Sommras - Voted One of Napa’s Top Smallest Producers Worth Seeking Out

By Jim Silver


Look up the Napa County Micro-Winery Ordinance (March 2022), which defines a micro-winery as a producer of 201 to 5,000 gallons of wine annually (or from 85 to 2,100 cases), and you’ll find that only 2 of them, so far, may legally receive visitors. Still, there are many, many tiny producers here in Napa Valley that make (let’s say) less than 500 cases, and to be honest, they’re pretty good, too. Different than what you might expect.

To me, a Burgundy-phile, the ideal micro-winery is a little house, a little cave, a little vineyard, and 24 barrels of Chambolle-Musigny. If you are making two thousand cases of Beckstoffer’s To-Kalon and Dr. Crane wines selling for 300 dollars a bottle, that’s not a micro-winery. That’s a seven-million-dollar-a-year business. The County, for all the good that it does, really has difficulty determining what drives the wine business or what a winery business should look like. When everything was sold to wholesalers fifty years ago, the idea of DtC was unheard of and unnecessary to regulate. When wineries realized decades later that there were no profits left in wholesale and that survival meant engaging all the DtC, there was the County to all but stop them from growing, placing difficult-to-regulate, difficult-to-justify limits on visitation so as not to disturb the neighbors’ peace and tranquility. No need here to rehash or debate the two sides to this, one being, “This is a farming community, we make wine here, and sometimes we need trucks,” and the other being, “Napa was so much better before all the tourists came.” It almost doesn’t matter where you stand now because the hippies who bought their ranches between 1968 and 1976 closed the door behind them, leaving less and less room for smaller growers and producers but opportunities for their kids if they were willing.

I don’t think we’ll get to a point like they used to have in Europe, for example, where tiny growers brought their grapes to the cooperative in exchange for finished wine from last year. Wouldn’t that be quaint in Napa? But alas, the aforementioned door-closing hippies also got older and more protective and gave us the 1990 rules that made new wineries on parcels of no less than 10 acres. The aforesaid micro-wineries are also required to be on 10 acres. Now, I’m not an accountant, but if you own ten or more acres of contiguous plantable land in Napa, you’re probably doing okay or better. That certainly doesn’t make them bad people; just lucky to have either gotten here early or have a deeply held passion for producing good wine. There is a rumor going around that Napa is dominated by the ultra-wealthy and corporate interests. Maybe, but the artisans are still here, working hard, and working around regulations – so don’t think that they don’t exist. Some of them are quite good and deserve some attention.

More than most people, I know how very hard it is to sell wine, even when it’s from Napa, even though it got a 99 from Parker, and even though it’s beautifully packaged – can you imagine how hard it is to sell your micro-production that no one’s ever heard of?

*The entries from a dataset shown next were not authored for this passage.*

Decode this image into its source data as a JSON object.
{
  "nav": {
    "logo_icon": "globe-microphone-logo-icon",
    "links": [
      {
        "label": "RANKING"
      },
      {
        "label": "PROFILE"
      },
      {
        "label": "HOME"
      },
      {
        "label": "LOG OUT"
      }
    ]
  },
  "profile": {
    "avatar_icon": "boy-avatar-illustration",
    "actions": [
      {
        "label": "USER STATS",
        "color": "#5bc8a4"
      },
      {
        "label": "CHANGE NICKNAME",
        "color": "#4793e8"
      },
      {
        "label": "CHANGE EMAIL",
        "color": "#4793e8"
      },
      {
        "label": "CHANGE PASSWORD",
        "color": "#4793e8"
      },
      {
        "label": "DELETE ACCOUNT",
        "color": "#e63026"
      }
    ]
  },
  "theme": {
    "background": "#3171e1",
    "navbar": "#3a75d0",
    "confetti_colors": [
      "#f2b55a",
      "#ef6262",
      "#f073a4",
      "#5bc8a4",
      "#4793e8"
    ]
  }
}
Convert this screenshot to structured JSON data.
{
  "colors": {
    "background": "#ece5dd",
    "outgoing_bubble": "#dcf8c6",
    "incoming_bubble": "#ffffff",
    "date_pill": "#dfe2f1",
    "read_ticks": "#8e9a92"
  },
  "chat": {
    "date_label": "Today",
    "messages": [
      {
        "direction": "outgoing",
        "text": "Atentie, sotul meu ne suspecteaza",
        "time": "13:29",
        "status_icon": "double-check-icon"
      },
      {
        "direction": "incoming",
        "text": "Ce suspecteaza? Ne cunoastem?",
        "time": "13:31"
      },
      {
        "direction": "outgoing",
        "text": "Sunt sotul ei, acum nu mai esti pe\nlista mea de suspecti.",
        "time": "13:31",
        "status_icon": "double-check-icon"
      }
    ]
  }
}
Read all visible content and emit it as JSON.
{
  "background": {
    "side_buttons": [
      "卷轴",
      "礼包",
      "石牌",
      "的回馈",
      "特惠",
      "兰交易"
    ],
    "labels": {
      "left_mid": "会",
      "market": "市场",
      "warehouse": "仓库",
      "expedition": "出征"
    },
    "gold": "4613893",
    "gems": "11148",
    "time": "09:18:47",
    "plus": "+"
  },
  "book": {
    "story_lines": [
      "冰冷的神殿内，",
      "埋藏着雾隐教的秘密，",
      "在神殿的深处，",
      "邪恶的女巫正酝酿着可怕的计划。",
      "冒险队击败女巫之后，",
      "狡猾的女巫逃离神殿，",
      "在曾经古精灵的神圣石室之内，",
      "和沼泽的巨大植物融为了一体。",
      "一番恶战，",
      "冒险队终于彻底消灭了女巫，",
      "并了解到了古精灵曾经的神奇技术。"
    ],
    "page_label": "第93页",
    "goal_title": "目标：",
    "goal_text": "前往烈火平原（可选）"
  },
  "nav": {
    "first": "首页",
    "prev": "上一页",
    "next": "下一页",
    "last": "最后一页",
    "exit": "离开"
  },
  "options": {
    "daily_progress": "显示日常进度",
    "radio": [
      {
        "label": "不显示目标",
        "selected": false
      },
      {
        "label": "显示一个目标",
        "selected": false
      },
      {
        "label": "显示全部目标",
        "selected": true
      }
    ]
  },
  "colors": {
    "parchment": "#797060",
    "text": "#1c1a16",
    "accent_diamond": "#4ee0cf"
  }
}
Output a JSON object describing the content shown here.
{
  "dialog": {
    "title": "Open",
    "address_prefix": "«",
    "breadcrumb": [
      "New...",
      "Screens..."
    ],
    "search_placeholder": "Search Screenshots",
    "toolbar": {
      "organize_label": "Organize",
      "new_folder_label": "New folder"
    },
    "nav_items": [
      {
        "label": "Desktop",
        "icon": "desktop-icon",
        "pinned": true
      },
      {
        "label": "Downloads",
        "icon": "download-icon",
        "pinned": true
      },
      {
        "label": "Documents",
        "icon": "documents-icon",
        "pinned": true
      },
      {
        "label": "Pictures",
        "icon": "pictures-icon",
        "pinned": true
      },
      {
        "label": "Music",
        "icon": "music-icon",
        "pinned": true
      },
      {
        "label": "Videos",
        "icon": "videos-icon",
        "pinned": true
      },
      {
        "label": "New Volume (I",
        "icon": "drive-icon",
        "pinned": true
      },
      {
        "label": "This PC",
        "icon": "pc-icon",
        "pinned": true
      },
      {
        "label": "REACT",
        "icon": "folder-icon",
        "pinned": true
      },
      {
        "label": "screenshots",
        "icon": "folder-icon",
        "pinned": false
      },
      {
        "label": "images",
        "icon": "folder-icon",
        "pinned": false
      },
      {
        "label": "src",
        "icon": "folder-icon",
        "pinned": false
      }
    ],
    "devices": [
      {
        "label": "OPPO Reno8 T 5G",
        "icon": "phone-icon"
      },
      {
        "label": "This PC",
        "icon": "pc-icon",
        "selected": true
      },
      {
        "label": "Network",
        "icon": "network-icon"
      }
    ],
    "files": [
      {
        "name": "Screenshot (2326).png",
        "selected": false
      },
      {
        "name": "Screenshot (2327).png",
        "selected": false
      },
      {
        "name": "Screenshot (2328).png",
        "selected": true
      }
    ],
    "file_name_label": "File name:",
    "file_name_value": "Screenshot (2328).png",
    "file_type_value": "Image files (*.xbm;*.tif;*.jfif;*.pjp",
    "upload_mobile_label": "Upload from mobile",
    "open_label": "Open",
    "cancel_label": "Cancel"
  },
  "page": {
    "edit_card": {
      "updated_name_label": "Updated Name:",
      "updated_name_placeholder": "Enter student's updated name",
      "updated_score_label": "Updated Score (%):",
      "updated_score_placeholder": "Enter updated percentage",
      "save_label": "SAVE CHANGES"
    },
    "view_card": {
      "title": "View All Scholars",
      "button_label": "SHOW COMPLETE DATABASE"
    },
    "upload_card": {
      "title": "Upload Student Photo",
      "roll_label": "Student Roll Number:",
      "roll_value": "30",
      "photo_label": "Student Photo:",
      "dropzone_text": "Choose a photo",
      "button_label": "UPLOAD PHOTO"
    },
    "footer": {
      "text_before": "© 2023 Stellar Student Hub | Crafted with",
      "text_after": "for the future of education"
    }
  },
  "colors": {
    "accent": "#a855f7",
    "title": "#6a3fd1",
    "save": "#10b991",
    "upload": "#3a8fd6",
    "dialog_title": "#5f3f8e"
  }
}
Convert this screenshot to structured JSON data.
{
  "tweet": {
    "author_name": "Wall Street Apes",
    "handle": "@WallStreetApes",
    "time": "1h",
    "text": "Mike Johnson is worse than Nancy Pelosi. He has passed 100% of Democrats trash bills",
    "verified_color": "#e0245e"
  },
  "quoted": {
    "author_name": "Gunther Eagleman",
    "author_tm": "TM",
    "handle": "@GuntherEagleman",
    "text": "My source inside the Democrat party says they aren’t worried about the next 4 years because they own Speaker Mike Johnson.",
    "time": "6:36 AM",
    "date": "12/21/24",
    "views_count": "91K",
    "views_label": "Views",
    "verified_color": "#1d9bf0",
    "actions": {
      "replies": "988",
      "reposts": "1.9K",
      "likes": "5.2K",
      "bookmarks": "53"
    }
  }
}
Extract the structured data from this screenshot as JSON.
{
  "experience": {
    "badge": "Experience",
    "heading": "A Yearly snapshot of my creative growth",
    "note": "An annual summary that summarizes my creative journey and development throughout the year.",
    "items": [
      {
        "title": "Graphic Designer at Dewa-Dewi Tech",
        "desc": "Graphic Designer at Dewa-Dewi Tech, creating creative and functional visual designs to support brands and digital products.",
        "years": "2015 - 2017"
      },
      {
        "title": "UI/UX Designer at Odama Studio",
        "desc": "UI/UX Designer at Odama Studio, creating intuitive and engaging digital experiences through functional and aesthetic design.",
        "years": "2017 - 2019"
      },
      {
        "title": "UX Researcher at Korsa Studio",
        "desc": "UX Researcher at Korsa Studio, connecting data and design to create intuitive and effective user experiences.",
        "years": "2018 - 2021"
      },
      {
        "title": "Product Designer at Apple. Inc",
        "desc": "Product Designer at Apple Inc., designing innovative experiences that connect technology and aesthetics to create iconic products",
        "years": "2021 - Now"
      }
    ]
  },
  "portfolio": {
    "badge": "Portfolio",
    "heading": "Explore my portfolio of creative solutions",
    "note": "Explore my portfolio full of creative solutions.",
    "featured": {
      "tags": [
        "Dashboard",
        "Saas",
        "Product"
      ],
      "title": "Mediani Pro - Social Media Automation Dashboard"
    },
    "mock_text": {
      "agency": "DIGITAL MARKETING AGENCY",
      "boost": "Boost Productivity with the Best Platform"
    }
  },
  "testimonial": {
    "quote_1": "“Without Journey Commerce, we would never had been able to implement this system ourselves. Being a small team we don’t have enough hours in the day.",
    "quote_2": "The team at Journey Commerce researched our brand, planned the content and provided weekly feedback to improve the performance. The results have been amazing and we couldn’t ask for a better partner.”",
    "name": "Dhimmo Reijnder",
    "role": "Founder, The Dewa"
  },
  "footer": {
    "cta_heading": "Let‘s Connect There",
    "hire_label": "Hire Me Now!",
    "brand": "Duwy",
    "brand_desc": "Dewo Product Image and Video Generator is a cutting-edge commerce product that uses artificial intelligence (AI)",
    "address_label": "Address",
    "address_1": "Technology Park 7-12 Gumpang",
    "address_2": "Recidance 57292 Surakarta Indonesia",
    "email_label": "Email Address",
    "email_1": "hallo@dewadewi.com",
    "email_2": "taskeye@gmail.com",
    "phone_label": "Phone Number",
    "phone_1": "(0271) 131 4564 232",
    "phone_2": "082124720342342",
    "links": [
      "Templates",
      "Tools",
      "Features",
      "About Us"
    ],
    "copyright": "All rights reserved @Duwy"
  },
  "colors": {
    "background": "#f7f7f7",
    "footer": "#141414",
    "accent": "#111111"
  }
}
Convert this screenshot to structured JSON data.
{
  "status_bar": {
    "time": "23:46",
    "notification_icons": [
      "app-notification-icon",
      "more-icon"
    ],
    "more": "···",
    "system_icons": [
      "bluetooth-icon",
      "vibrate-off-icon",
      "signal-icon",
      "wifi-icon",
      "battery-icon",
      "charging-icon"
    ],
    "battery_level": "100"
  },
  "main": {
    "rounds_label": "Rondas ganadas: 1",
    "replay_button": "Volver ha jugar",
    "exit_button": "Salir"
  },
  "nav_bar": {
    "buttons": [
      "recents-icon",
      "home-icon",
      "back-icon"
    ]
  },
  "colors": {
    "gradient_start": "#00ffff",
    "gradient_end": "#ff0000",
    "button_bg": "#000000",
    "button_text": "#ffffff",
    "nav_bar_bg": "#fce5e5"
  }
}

How do you get your name out there, and how do you find a following without the ability to conduct traditional DtC and with no chance whatsoever of decent wholesale representation? Well, I have written a new book about that, and it’s coming out very soon. You can buy it with this button below. You’d be doing me quite a favor if you did.

So much is written about, and so much attention is paid to the great “cult” producers of Napa, like Scarecrow, Tusk, Carter, and Screaming Eagle. And there are equally interesting projects driven by Philippe Melka, Thomas Brown, and Aaron Pott that always get a lot of ink and great scores. Let’s venture out into the unknown instead, at least for today. While you’re waiting for your Realm allocation to arrive, let me introduce you to some fantastic tiny producers of Napa Valley wine you might want to check out:

2021 SOMMRAS Estate Cabernet Sauvignon Atlas Peak – Just 4 barrels made, that’s less than a hundred cases. The charming label is a little over the top, but that’s cool. Excellent color. The nose is aggressive, to say the least – a cacophony of mushrooms, spices, green and pink peppercorns, soft, ripe black plums and plum skins, musky blackberry pie, tree bark, forest aromas, and wild, brambly, garrigue or chaparral on a hot day aroma. In the mouth, the flavors are tamer, statelier – a stand of blackberries, Santa Rosa plums, cassis, and currants, and then there’s a currant-like acidity, too. Pencil shavings, road tar, and bay laurel round it out. Heady. It’s intellectually stimulating and reflective of the terroir – a little bit of Napa’s wild side coming out. It drinks like Atlas Peak looks. Try this wine. But also get in your time machine and try their 2022 Estate Atlas Peak Cabernet Sauvignon, which reminded me of a Stag’s Leap Wine Cellars wine from somewhere between 1979 and 1983. Or their 2022 Estate “Tuscan”, which is just four barrels of Cab and Sangiovese blended, heavy on the Cab. It’s an easy drinker for pasta night, with a lot of wild Napa character. This is a winery to watch.